Incognito-Ethereum bridge audit

In February 2021, Incognito engaged Coinspect to perform a source code review of the smart contracts that comprise the Incognito-Ethereum bridge. The goal of the audit was to evaluate the security of the smart contracts.

The main contracts are:

• IncognitoProxy: stores beacon and bridge committee members of the Incognito Chain, and other contracts can query this contract to check if an instruction is confirmed on the Incognito Chain.

• Vault: responsible for deposits and withdrawals; it holds assets (Ether or ERC20 tokens) and emits events that the Incognito Chain interprets as minting instructions; and when presented with a burn proof created over at the Incognito Chain, it releases the assets back to the user.

We believe the audit will make Incognito users (so does the core team) feel more confident, at least in aspects of security.

The official and detailed report can be found at https://www.coinspect.com/incognito-audit/

Is the team happy with the completeness and effectiveness of the audit for the money?
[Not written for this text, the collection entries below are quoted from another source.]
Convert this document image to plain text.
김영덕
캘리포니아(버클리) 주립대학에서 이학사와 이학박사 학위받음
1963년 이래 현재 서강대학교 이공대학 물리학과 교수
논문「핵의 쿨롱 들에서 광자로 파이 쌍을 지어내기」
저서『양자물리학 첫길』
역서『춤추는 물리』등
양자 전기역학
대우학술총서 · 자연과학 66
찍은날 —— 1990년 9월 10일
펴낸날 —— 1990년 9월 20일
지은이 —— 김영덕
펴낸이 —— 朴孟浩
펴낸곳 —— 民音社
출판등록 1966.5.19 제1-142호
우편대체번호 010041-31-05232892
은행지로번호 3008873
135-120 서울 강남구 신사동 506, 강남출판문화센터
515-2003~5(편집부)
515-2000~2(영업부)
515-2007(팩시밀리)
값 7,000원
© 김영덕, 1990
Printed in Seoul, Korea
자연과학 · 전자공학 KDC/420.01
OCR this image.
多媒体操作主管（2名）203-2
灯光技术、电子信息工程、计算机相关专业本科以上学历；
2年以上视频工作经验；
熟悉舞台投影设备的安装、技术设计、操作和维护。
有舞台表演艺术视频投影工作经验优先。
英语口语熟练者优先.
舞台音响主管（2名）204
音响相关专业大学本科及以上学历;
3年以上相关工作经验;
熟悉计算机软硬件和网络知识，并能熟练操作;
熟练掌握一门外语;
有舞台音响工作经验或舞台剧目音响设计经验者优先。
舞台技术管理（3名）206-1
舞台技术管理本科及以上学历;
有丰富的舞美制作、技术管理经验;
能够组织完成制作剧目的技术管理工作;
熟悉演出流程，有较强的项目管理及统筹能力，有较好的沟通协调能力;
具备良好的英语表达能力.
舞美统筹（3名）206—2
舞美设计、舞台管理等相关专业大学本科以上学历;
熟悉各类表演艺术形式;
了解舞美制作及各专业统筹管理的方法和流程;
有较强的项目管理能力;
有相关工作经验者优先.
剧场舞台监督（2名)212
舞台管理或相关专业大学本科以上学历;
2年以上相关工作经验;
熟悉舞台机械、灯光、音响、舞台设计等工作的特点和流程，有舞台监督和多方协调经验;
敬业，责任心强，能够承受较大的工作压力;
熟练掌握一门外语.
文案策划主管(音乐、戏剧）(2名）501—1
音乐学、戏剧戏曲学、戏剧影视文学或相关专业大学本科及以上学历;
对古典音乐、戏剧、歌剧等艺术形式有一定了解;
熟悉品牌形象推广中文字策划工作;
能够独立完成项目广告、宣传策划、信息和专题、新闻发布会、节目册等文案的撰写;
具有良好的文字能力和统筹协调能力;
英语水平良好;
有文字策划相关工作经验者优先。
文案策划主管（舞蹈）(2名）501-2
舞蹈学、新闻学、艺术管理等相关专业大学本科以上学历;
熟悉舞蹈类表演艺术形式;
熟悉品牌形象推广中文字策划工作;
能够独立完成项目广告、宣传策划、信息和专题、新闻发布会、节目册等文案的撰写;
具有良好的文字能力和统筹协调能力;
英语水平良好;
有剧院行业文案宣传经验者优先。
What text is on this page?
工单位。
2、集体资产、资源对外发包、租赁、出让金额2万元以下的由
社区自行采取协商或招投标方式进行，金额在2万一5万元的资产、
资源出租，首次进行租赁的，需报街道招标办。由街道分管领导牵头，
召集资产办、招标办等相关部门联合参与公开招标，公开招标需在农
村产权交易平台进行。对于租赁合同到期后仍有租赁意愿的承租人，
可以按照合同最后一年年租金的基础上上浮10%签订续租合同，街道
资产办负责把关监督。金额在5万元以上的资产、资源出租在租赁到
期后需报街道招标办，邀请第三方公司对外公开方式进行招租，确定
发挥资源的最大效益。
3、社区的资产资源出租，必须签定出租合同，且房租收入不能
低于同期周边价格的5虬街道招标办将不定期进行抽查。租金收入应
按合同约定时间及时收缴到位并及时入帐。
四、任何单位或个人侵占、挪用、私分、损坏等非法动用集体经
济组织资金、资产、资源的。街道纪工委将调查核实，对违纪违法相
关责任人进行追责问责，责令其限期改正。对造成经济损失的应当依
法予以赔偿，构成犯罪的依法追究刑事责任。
It’s helpful for us as the community and thank you for making recommended fixes already. I’m just curious about the process and your experience going through this audit.

I’m not that technical but great to see this released and hope that it’s helped alleviate some concerns people have had. Good to see fixes being made too.

Yes, we definitely are. Auditing by an external and competent firm usually helps.

I’m just curious about the process and your experience going through this audit

The process was quite common. After signing a contract, in the first few weeks, we communicated back and forth to define the scope of the audit as well as help Coinspect team understand the logic (and some intentions) of the smart contracts. They spent then 2-3 weeks doing the audit and gave us questions/recommendations. This is the first round.

In the second round, we’ve fixed the reported issues/recommendations for 3-4 weeks and Coinspect did another review for the fixes.

When they confirmed that the fixes were okay, we discussed a little bit about the final report (yes, the report is extremely important for not only the core devs team but community in my opinion since the users have a right to know how their money is secured).

In general, the experience with Coinspect team was great, they were really experienced, cooperative, and accountable with what they did. In the future, we will prefer to work with them for the other audits.

Thank you @duc for the completeness of the report and the dev teams’ work on the issues that were found and resolved and in addition to the fact that there are and will be further audits and reports to come in the future. Indeed the auditing and presentation of the report goes a long way in helping strengthen the trust and transparency so necessary for Incognito to survive and more so to continue to grow…once again thank you for the progress of the project in this aspect…

Really good to have this audit report. Can you further provide an action plan on the results? Can you publish the next audit date?

what does coinspect charge for such an audit? Just interested, no special thoughts

Seems like the audit went pretty well.
I’d like to ask how you’ll want to approach:
“it is also recommended to consider resigning admin access in the future to make the contracts fully autonomous, or consider options for decentralized governance.”?

Yes, resigning admin account is also our ultimate goal for the smart contract, but to be clear, admin access is not to control funds locked in the contract but to upgrade the contract feature/logic when needed (as you may see, Incognito is still under active development and improvement). Once we feel that there is no needed upgrade for the contract anymore, we will resign the admin access for sure.